After exclusions, they gathered information on 2,222,797 children, linking data from several national registries, including the Danish Medical Birth Register, the Danish National Patient Registry, and the Danish National Cancer Registry, to identify cases of childhood cancers and maternal infection during pregnancy.

The results were then validated by comparing them with those in 2.6 million live births in Sweden between 1988 and 2014, for whom similar data were available through linkage with several Swedish registries.

The Danish cohort was followed up for a mean of 12 years per person, yielding a total of 27 million person-years. Just over half (51.3%) were boys.

Cancer was diagnosed in 4,362 children before 15 years of age, of whom 1,307 had leukemia (1,050 had acute lymphocytic leukemia), 1,267 had a brain tumor, 224 had lymphoma, and 1,564 had other cancers.

At least one infection during pregnancy was diagnosed in 81,717 mothers (3.7%). Urinary tract infections were the most common (in 1.7% of women), followed by genital tract infection (in 0.7%), digestive system infection (in 0.5%), and respiratory tract infection (in 0.3%).

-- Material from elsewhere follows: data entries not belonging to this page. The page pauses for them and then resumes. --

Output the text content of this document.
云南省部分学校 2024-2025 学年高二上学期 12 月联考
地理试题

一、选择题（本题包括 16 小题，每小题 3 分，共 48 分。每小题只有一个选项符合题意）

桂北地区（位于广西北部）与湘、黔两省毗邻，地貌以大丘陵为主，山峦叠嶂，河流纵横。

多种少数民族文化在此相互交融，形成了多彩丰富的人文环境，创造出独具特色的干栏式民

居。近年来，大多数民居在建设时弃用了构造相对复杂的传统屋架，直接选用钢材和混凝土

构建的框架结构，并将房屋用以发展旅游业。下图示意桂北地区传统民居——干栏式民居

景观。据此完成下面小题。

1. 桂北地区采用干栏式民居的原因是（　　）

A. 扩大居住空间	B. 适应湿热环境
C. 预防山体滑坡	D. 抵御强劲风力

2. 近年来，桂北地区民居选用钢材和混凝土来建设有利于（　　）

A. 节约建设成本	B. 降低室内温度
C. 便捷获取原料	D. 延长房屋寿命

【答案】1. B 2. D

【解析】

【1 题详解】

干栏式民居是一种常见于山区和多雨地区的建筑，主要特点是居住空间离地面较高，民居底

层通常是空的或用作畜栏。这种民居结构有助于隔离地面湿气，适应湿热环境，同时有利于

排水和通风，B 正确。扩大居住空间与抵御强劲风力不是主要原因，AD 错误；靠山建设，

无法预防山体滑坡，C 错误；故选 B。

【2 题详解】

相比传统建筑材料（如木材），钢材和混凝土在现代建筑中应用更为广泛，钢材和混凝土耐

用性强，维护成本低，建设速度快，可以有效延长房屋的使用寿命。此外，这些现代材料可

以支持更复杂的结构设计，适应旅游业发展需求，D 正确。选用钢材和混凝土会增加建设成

Women with any infection during pregnancy were more likely to be younger and primiparous than were women who did not have infections, and they were also more likely to have fewer years of education, higher prepregnancy BMI, diabetes, and to smoke during early pregnancy.

Preterm delivery and low-birth-weight infants were also more common in women with infections during pregnancy.

Cox proportional hazards regression models revealed that, after adjustment for confounders, any maternal infection was associated with a hazard ratio of childhood leukemia of 1.35.

Further analysis revealed that the association was driven by genital tract infection, at a hazard ratio for childhood leukemia of 2.42, and urinary tract infection, at a hazard ratio 1.65.

Moreover, children born to women who had a sexually transmitted infection during pregnancy had a hazard ratio for developing leukemia of 3.13 compared with unexposed children.

There were no associations between other maternal infections and childhood leukemia.

The patterns of association between maternal infections and childhood leukemia were similar when looking at disease subtypes, as well as in the Swedish validation cohort, they added.

When interpreting the results, the researchers caution that, as data on maternal infection were drawn from hospital data, “milder infections and those not diagnosed or treated in specialized health care facilities were not captured.”

“Also, some infections could be captured because the mother sought care for other, more serious conditions, which might bias the association of maternal infections and childhood leukemia.”

The study was supported by grants from the China Scholarship Council–University of Oxford; National Natural Science Foundation of China; Danish Council for Independent Research; Nordic Cancer Union; Novo Nordisk Fonden; and the Swedish Council for Working Life and Social Research. Dr He reported receiving a PhD scholarship from the China Scholarship Council during the conduct of the study. Several other coauthors have disclosures; the full list can be found with the original article.